Возвращались в Москву мы не без приключений – во Фрунзе не было билетов на самолёт, правда, они были в Алма-Ате, и партнёры предложили мне взять на троих машину. Идея мне понравилась, и утром следующего дня мы плыли на «Волге» по дороге, прорезающей бесконечные джайляу, утопающие в цветах. Сначала это были иссиня-фиолетовые тюльпаны, потом их сменили красные маки, далее бело-голубые эдельвейсы, затем осталась одна пожухлая трава и изрядно похолодало. Похолодало не только на улице, но и в машине – печка жок (нет), объяснил водитель, зачем мне печка, летом жарко, а зима кыска (короткий). Зима, конечно, кыска, но ехать без печка узак (долго). Однако тут на пути возникла юрта, где были печка (жеткиру), водка (арак) и плов (палоо). Продрогшие мои коллеги, плюнув на свои убеждения, хлопнули со мной водочки, мы смели по двойной порции весьма приличного плова, затем мы зачем-то дошли до знака, подтверждающего, что мы находимся на самой высокой точке маршрута, сели в машину и покатили вниз. Вторую половину пути, по ощущениям, мы преодолели гораздо быстрее.

Я съездил в несколько командировок, смотрел заводы, искал какие-то новые возможности для сотрудничества. Башка моя всё прожёвывала ситуацию в отделе, было очевидно, что продолжать работать «по накатанному», так работал отдел при Акимове, это путь в никуда – нужно менять, причём очень многое.

Первый толчок к изменению мне подсказал Игорь Рыжов, я разговорился с ним про бездарный труд моих технологов.

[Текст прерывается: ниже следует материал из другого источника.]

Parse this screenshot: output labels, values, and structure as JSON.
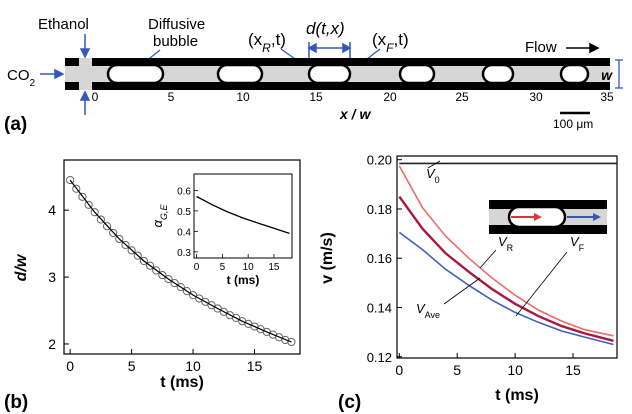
{
  "panel_a": {
    "label": "(a)",
    "ethanol_label": "Ethanol",
    "bubble_label_line1": "Diffusive",
    "bubble_label_line2": "bubble",
    "co2_label_main": "CO",
    "co2_label_sub": "2",
    "xr_label": "(x",
    "xr_sub": "R",
    "xr_tail": ",t)",
    "d_label": "d(t,x)",
    "xf_label": "(x",
    "xf_sub": "F",
    "xf_tail": ",t)",
    "flow_label": "Flow",
    "w_label": "w",
    "axis_title": "x / w",
    "ticks": [
      "0",
      "5",
      "10",
      "15",
      "20",
      "25",
      "30",
      "35"
    ],
    "scalebar_label": "100 μm"
  },
  "chart_data": [
    {
      "type": "scatter",
      "panel_label": "(b)",
      "xlabel": "t (ms)",
      "ylabel": "d/w",
      "xlim": [
        -0.5,
        18.7
      ],
      "ylim": [
        1.85,
        4.75
      ],
      "x_ticks": [
        "0",
        "5",
        "10",
        "15"
      ],
      "y_ticks": [
        "2",
        "3",
        "4"
      ],
      "series": [
        {
          "x": [
            0,
            0.5,
            1,
            1.5,
            2,
            2.5,
            3,
            3.5,
            4,
            4.5,
            5,
            5.5,
            6,
            6.5,
            7,
            7.5,
            8,
            8.5,
            9,
            9.5,
            10,
            10.5,
            11,
            11.5,
            12,
            12.5,
            13,
            13.5,
            14,
            14.5,
            15,
            15.5,
            16,
            16.5,
            17,
            17.5,
            18
          ],
          "y": [
            4.45,
            4.32,
            4.2,
            4.08,
            3.97,
            3.86,
            3.76,
            3.66,
            3.57,
            3.48,
            3.4,
            3.32,
            3.24,
            3.17,
            3.1,
            3.03,
            2.97,
            2.91,
            2.85,
            2.79,
            2.73,
            2.68,
            2.63,
            2.58,
            2.53,
            2.48,
            2.43,
            2.39,
            2.34,
            2.3,
            2.26,
            2.22,
            2.18,
            2.14,
            2.1,
            2.06,
            2.03
          ]
        }
      ],
      "fit_line": {
        "x": [
          0,
          2,
          4,
          6,
          8,
          10,
          12,
          14,
          16,
          18
        ],
        "y": [
          4.45,
          3.97,
          3.57,
          3.24,
          2.97,
          2.73,
          2.53,
          2.34,
          2.18,
          2.03
        ]
      },
      "inset": {
        "type": "line",
        "ylabel": "α",
        "ylabel_sub": "G,E",
        "xlabel": "t (ms)",
        "xlim": [
          -0.5,
          18.5
        ],
        "ylim": [
          0.27,
          0.68
        ],
        "x_ticks": [
          "0",
          "5",
          "10",
          "15"
        ],
        "y_ticks": [
          "0.3",
          "0.4",
          "0.5",
          "0.6"
        ],
        "x": [
          0,
          3,
          6,
          9,
          12,
          15,
          18
        ],
        "y": [
          0.57,
          0.53,
          0.495,
          0.465,
          0.44,
          0.415,
          0.39
        ]
      }
    },
    {
      "type": "line",
      "panel_label": "(c)",
      "xlabel": "t (ms)",
      "ylabel": "v (m/s)",
      "xlim": [
        -0.2,
        18.8
      ],
      "ylim": [
        0.1195,
        0.2015
      ],
      "x_ticks": [
        "0",
        "5",
        "10",
        "15"
      ],
      "y_ticks": [
        "0.12",
        "0.14",
        "0.16",
        "0.18",
        "0.20"
      ],
      "series": [
        {
          "name": "V0",
          "color": "#222222",
          "x": [
            0,
            18.8
          ],
          "y": [
            0.1985,
            0.1985
          ]
        },
        {
          "name": "VF",
          "color": "#ef6a6a",
          "x": [
            0,
            2,
            4,
            6,
            8,
            10,
            12,
            14,
            16,
            18.5
          ],
          "y": [
            0.1975,
            0.1805,
            0.169,
            0.16,
            0.152,
            0.145,
            0.139,
            0.1345,
            0.131,
            0.1285
          ]
        },
        {
          "name": "VAve",
          "color": "#a8183f",
          "x": [
            0,
            2,
            4,
            6,
            8,
            10,
            12,
            14,
            16,
            18.5
          ],
          "y": [
            0.185,
            0.172,
            0.162,
            0.1545,
            0.1475,
            0.1415,
            0.1365,
            0.1325,
            0.1295,
            0.1265
          ]
        },
        {
          "name": "VR",
          "color": "#3f5fc2",
          "x": [
            0,
            2,
            4,
            6,
            8,
            10,
            12,
            14,
            16,
            18.5
          ],
          "y": [
            0.1705,
            0.1635,
            0.1555,
            0.149,
            0.143,
            0.138,
            0.134,
            0.1305,
            0.128,
            0.125
          ]
        }
      ],
      "labels": {
        "v0_main": "V",
        "v0_sub": "0",
        "vr_main": "V",
        "vr_sub": "R",
        "vf_main": "V",
        "vf_sub": "F",
        "vave_main": "V",
        "vave_sub": "Ave"
      }
    }
  ],
  "colors": {
    "channel_black": "#000000",
    "arrow_blue": "#3559b8",
    "bubble_red_arrow": "#e0362f"
  }
}
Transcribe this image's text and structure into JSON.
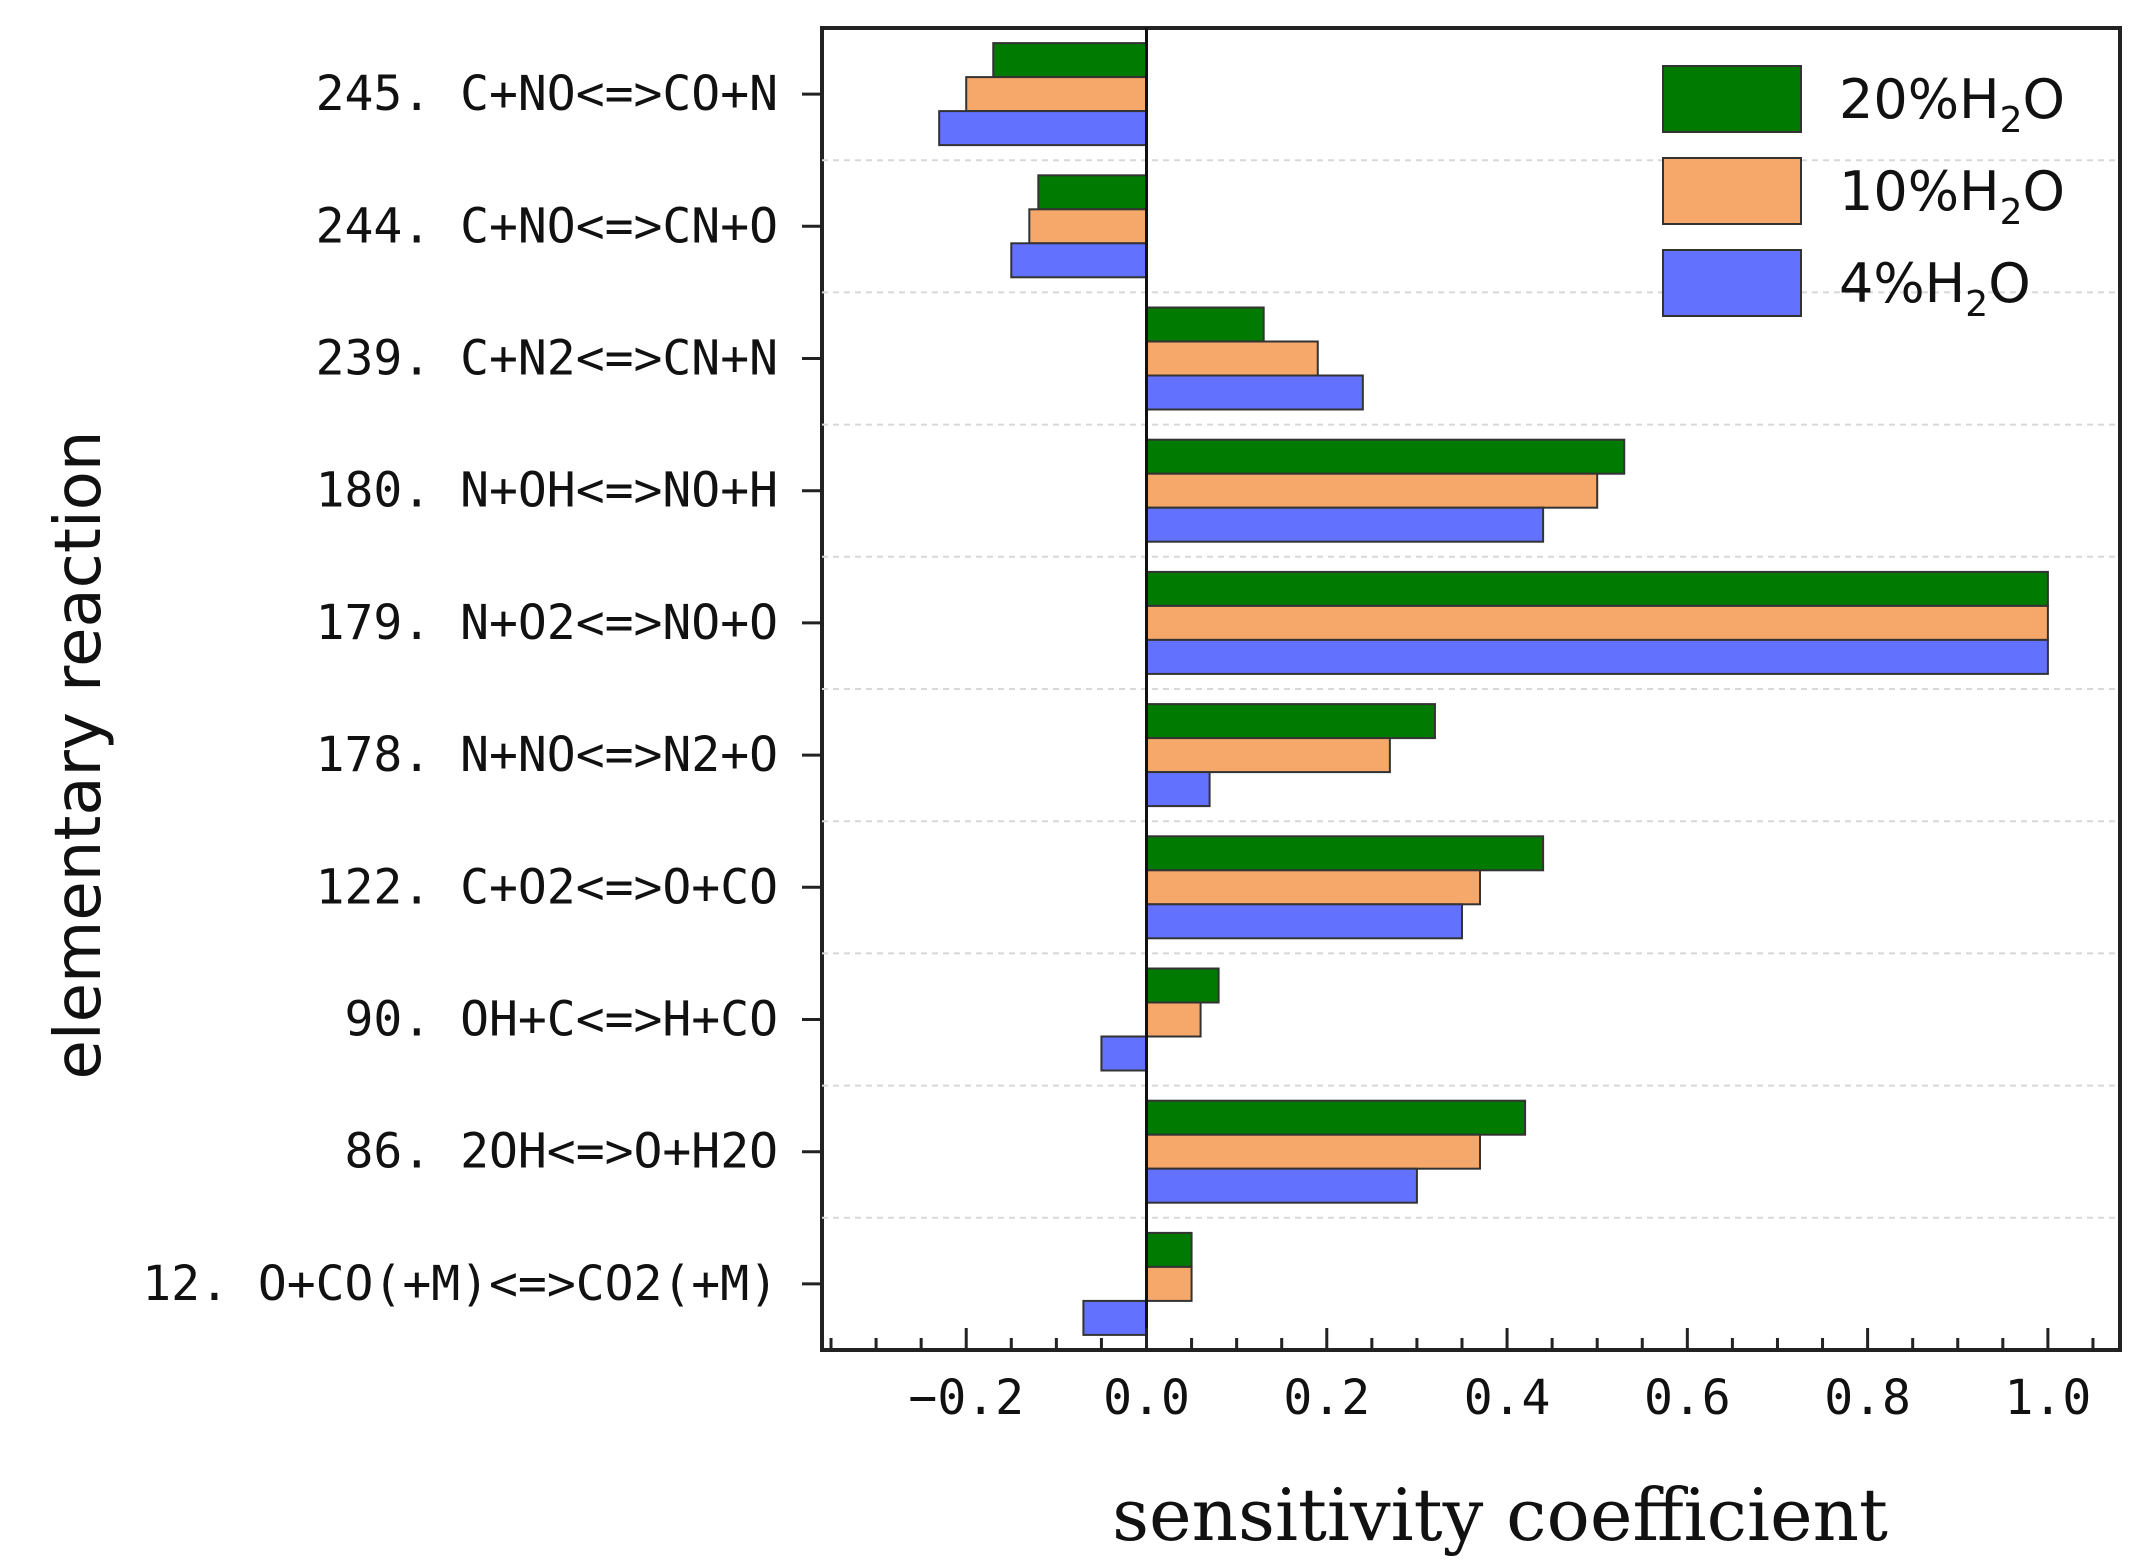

– Понимаешь, Игорь Николаевич, сидят как дятлы, такое ощущение, как будто они лбами об столы колотятся: бум – взять заготовку, бум – смазать маслом, бум – уложить по упорам в штамп, бум, бум, бум. И так день, неделю, месяц, год, бездарный бум, бум, бум, тупой, низко производительный труд. Был бы в институте свой отдел вычислительный, можно было бы что-то придумать – работа однотипная, повторяющаяся.

– А вот тут ты не прав, Алек Владимирович. У нас для этих целей есть отраслевой институт – РОСНИИТМ, выписывай командировочку и дуй туда, и будет тебе счастье. Там, я уверен, они тебе смогут помочь.

На следующий день я улетел в Ростов-на-Дону, поселили меня в заводской гостинице, располагающейся в центре. Гостиничка была весьма забавной, находилась в полуподвале. При входе надо было разуваться и оставлять там же обувь – полы от входа были «залиты» ковролином, наползающим с полов по стенам до потолка. Я попал в двухместный номер, вполне себе уютный, очень чистенький.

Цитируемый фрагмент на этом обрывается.